Tacoma officers Armando Farinas and Masiyh Ford have been exonerated in the death of Manuel Ellis, a Black man who uttered “I can’t breathe” during his fatal arrest in March 2020. The Tacoma Police Department announced, according to NBC News, that the two officers will return to work after an investigation found the officers actions “reasonable and appropriate under the circumstances and not in violation of department policy.”
Officers approached Ellis on March 3, 2020 accusing him of harassing motorists. While officers claim Ellis was the aggressor, camera footage caught officers repeatedly tasing, beating and restraining Ellis while he said “I can’t breathe, sir.” Officer Farinas placed a spit hood on Ellis and Ford held down Ellis’ legs during the restraint.
Ellis’ death was ruled a homicide caused by respiratory arrest resulting from hypoxia due to physical restraint. Ellis’ family filed a wrongful death and civil rights lawsuit against the city of Tacoma, Pierce County, and officers from the Tacoma Police Department and Pierce County Sheriff’s Department in September.
Officers Christopher Burbank and Matthew Collins were charged with second-degree murder and Timothy Rankine was charged with first degree manslaughter for their role in the brutal beating.

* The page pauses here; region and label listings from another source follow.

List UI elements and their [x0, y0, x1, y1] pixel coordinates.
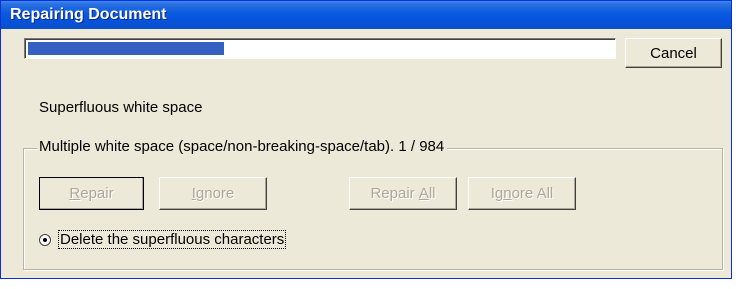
- repair-all-button-mnemonic: A: [418, 185, 429, 202]
- delete-characters-option[interactable]: Delete the superfluous characters: [39, 230, 287, 249]
- repair-all-button[interactable]: Repair All: [349, 177, 457, 210]
- repair-all-button-label-end: ll: [428, 185, 436, 202]
- repair-dialog: Repairing Document Cancel Superfluous wh…: [0, 0, 732, 279]
- title-bar[interactable]: Repairing Document: [1, 1, 731, 29]
- repair-button[interactable]: Repair: [39, 177, 144, 210]
- repair-button-mnemonic: R: [69, 185, 81, 202]
- ignore-all-button-label-start: Ig: [490, 185, 504, 202]
- issue-description: Multiple white space (space/non-breaking…: [37, 138, 448, 155]
- repair-button-label: epair: [80, 185, 114, 202]
- ignore-all-button[interactable]: Ig n ore All: [468, 177, 576, 210]
- dialog-title: Repairing Document: [10, 6, 167, 23]
- issue-type-label: Superfluous white space: [39, 99, 203, 116]
- ignore-all-button-label-end: ore All: [511, 185, 554, 202]
- ignore-button-label: gnore: [195, 185, 235, 202]
- delete-characters-label: Delete the superfluous characters: [58, 230, 287, 249]
- repair-all-button-label-start: Repair: [370, 185, 419, 202]
- progress-bar: [24, 38, 616, 59]
- ignore-all-button-mnemonic: n: [503, 185, 512, 202]
- cancel-button-label: Cancel: [650, 44, 697, 62]
- progress-bar-fill: [28, 42, 224, 55]
- cancel-button[interactable]: Cancel: [625, 38, 722, 68]
- radio-button-selected[interactable]: [39, 233, 51, 246]
- ignore-button[interactable]: Ignore: [159, 177, 267, 210]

All three pleaded not guilty. According to CNN, interim Police Chief Mike Ake exonerated Farinas and Ford after a review of the department’s internal affairs investigation and they will not face criminal charges.

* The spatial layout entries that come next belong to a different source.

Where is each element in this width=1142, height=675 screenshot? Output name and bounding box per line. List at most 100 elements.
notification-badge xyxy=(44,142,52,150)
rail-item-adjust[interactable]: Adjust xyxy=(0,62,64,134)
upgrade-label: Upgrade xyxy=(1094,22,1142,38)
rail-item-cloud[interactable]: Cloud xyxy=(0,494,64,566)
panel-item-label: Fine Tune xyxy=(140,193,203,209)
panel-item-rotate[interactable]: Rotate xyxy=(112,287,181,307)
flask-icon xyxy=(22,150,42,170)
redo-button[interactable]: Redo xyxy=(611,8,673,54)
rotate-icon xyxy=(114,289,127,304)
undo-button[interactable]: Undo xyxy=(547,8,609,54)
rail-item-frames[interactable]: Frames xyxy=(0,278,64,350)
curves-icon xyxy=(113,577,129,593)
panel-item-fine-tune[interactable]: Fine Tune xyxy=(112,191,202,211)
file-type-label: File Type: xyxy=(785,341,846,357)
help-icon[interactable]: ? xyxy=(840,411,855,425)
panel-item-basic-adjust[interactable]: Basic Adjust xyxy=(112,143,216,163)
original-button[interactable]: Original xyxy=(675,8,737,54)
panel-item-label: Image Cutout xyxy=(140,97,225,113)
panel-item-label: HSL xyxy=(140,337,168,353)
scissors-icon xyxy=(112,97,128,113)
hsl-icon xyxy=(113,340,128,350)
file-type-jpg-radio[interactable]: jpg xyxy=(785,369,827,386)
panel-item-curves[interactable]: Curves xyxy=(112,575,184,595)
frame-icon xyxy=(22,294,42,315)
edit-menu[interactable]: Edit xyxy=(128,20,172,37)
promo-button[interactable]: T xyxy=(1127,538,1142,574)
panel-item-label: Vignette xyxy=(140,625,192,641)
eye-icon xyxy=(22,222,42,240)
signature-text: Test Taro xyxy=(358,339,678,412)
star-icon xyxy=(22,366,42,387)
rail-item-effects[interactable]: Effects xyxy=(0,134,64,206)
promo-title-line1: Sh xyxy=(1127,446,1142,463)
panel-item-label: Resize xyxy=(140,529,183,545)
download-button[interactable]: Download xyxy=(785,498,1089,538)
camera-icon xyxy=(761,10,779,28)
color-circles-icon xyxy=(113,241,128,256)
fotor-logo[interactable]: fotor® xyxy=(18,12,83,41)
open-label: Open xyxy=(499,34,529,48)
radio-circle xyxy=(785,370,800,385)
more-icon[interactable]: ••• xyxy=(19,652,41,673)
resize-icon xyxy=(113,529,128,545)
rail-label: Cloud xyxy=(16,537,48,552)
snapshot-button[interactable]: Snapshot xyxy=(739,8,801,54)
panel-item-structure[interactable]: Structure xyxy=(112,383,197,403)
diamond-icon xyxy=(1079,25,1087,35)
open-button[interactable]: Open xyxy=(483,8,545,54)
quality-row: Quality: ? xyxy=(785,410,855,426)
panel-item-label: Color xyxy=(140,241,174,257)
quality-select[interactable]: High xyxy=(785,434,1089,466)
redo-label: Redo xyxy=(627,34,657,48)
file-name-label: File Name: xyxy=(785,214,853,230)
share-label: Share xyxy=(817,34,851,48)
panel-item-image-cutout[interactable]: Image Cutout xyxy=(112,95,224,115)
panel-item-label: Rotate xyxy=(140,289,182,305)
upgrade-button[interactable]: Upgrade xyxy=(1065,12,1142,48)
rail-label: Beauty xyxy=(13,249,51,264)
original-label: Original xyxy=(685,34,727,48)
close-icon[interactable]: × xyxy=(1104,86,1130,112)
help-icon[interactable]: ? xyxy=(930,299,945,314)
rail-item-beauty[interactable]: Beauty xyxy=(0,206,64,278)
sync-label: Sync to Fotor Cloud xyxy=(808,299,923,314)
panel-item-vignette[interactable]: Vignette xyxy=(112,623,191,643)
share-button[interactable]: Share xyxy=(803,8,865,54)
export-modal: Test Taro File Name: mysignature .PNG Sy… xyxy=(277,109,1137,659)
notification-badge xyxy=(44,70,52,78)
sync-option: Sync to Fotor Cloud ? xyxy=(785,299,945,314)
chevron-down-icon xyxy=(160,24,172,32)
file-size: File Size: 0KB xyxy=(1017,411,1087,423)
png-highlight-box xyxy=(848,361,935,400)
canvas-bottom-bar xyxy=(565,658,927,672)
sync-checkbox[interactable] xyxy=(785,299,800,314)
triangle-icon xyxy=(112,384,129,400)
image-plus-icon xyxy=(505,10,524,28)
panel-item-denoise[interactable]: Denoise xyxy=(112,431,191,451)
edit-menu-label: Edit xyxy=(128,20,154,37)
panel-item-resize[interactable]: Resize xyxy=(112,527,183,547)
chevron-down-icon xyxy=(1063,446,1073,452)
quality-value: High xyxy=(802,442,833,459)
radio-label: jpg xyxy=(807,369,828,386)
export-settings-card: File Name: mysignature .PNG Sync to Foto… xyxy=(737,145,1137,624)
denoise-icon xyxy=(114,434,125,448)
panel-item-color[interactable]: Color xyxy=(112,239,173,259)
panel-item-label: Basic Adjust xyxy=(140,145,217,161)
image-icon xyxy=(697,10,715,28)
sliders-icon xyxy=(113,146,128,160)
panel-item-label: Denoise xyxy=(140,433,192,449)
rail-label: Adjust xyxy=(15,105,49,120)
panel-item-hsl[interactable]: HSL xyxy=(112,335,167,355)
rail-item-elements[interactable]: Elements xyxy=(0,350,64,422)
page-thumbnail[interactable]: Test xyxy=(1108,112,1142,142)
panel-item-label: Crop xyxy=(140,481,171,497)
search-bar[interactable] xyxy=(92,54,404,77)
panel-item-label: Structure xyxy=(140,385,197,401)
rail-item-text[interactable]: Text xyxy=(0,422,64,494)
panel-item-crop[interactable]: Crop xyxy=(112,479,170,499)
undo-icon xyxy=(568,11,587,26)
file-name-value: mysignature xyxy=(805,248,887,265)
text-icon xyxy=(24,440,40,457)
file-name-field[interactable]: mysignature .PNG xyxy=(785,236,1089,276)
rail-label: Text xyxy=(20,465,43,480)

In a statement, the Tacoma Police Department said its interim chief Mike Ake had notified officers Armando Farinas and Masiyh Ford that they had been “exonerated of any policy violations related to their involvement in the Manuel Ellis case” following an internal probe.
Farinas had been investigated for his “application of a spit hood” on Ellis. The department said his actions were found to be “reasonable and appropriate under the circumstances” given that at the time of application, officers had been concerned about a “possible biohazard exposure due to Mr. Ellis spitting near officers.”
Ford was investigated for use of force, with the department saying that the officer was found to have taken hold of Ellis’s legs to allow him to be detained in a restraint. The department said that after Ellis was detained, Ford tried to calm him down and assisted in rolling him onto his side when he warned he could not breathe.
The department said Ford also was the first officer to alert medical personnel arriving on the scene that Ellis’s condition was deteriorating as it declared his actions also reasonable and appropriate under the circumstances.
“Their exoneration of any misconduct reaffirms that they followed their training and the Tacoma Police Department’s policies and expectations,” the police union Farinas and Ford belong to said in a statement. The union also said they are pleased to welcome the officers back to active duty.
Both officers will return to patrol duties after they undergo several weeks of training. Ellis’ family and their attorney disapprove of the officers’ exonerations.
“We can’t pretend that Manny was not in an absolutely vulnerable space where he couldn’t move or do anything else at the time that Farinas put his spit mask over Manuel Ellis’s head,” Ellis’ family attorney James Bible said, according to NBC.
“No one has any idea how it feels to cry every single day for nine months straight, to relive what happened to your best friend, to my little brother, to a son,” Ellis’ brother Matthew Ellis said, according to KING 5, NBC reports. “Just to see exactly what they used to put over his head is just is heartbreaking. He deserved better than that.”